(tech)

Obsidian has fascinated me for the last year or so, as a way to organise and relate files. I’m used to using Markdown from software development days, as a way of formatting and organising document text. The combination of Obsidian and Markdown is an elegant way of organising writing, and it is simple to use and maintain. Markdown is just a standard, so it is free, and there is plenty of software that supports it. Obsidian has a free tier that is very rich and powerful, with an established community, and many plugins. (The paid-for tier has web synchronisation of your vault, so that you can access it from multiple devices)

Obsidian uses ordinary files and folders for it’s content, and runs on Windows, Linux, Mac and Android - at least. The content for this site is an Obsidian vault, with the posts written in Markdown text.
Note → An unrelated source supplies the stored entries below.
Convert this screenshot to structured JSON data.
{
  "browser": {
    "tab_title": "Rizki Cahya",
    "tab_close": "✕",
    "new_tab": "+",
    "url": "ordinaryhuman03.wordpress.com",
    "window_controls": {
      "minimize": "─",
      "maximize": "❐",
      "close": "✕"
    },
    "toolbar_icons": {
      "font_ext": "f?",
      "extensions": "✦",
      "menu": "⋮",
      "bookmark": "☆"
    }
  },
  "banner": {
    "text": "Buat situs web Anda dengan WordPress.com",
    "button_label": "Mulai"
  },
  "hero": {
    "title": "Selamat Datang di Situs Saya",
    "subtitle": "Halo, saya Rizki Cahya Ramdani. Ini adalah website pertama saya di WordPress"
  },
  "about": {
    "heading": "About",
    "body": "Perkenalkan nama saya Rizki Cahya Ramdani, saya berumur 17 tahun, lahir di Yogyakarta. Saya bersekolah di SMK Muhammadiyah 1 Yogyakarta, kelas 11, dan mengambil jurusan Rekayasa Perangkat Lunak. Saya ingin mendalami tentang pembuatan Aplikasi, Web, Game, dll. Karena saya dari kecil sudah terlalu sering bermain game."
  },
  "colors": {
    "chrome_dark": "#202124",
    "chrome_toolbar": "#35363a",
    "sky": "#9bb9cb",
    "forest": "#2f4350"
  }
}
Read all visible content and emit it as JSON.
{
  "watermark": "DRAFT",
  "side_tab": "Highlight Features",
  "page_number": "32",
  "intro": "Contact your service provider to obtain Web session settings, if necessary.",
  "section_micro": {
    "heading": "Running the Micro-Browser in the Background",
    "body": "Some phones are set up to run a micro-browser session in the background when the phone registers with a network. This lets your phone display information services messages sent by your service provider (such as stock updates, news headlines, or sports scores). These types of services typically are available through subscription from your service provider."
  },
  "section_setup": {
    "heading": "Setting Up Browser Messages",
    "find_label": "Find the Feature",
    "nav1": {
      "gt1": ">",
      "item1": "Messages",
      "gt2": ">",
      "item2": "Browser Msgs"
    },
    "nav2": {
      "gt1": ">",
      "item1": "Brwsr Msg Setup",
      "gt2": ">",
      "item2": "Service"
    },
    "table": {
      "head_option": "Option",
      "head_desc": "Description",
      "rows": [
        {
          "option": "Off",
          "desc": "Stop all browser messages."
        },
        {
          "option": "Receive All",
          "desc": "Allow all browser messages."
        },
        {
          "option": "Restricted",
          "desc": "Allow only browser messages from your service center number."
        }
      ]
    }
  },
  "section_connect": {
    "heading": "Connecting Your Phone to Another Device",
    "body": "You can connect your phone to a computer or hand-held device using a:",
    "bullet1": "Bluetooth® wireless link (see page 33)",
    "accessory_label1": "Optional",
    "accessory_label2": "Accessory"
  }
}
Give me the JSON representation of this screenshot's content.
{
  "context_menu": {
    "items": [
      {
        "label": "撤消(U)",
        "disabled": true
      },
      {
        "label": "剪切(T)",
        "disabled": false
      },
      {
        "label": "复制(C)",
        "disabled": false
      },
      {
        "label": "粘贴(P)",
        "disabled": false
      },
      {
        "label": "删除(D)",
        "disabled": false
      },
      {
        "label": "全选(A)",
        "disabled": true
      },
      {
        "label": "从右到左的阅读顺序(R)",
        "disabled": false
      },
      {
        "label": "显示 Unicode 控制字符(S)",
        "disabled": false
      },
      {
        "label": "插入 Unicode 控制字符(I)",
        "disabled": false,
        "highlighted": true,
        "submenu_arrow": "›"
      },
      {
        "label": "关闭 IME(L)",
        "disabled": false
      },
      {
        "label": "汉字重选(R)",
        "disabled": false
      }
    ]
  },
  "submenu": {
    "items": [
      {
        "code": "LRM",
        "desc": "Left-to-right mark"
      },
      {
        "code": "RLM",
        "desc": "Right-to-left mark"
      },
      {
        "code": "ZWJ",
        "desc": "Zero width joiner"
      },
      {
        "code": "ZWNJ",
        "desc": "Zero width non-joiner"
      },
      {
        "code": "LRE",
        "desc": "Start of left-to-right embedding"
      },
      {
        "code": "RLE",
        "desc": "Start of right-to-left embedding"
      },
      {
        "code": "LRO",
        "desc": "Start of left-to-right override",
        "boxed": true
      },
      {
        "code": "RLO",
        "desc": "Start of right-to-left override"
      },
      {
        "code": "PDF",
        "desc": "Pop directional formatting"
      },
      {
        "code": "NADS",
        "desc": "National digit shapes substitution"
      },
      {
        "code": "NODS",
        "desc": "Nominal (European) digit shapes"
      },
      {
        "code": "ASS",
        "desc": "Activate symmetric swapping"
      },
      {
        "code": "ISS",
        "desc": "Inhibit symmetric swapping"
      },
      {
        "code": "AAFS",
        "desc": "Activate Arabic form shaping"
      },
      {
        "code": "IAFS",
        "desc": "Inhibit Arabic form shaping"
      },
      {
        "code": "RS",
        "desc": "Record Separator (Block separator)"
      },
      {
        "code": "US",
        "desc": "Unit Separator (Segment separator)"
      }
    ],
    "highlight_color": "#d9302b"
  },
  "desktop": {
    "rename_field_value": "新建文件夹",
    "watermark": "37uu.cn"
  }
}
Another free tool that runs everywhere is Hugo. It is a very fast static site generator, and it has a strong community that have produced many plugin themes. I’m using the PaperMod theme for this site.

Although everything is accessible to allow additional site code to be added, you get a lot by just adding content in Markdown and plugging in an appropriate theme. So, all I need is a bridge to take the content from my Obsidian vault and put it into a Hugo site with a few tweaks on the way. There is an Obsidian plugin to do that, Hugo Publish. Once the plugin is configured to point to the Hugo folder, the sequence to add a blog or edit content is simply this:

  1. Write or change the blog. Obsidian can show the text in its final format as you type, and has support for inserting links, lists, tags etc. Add a blog tag when it is ready to publish.
  2. Click the Hugo Publish button, and those files that have been tagged as completed blogs, will be added to Hugo.
  3. I can either run hugo server to prepare a local version of the site that can be checked with my browser, or run hugo build to prepare the web version, ready to deploy.

To deploy it, I just need to get the contents of Hugo’s public folder into the htdocs folder on my server. There are many ways to do it, but as well as copying the new content, the former contents need to be removed, and system files on the server should be left untouched . One way that does all that is the following shell script, that uses lftp and is run in the Hugo folder.

#!/bin/bash

# Configuration
HOST="ftp.everyones.earth"
USER="me"
PASS="********"
REMOTE_DIR="htdocs"

# Run the sync
lftp -c "set ftp:ssl-allow no; open -u $USER,$PASS $HOST; \
cd $REMOTE_DIR; \
mirror -R --delete --verbose ./public/ ."

That’s how this got in front of your eyes.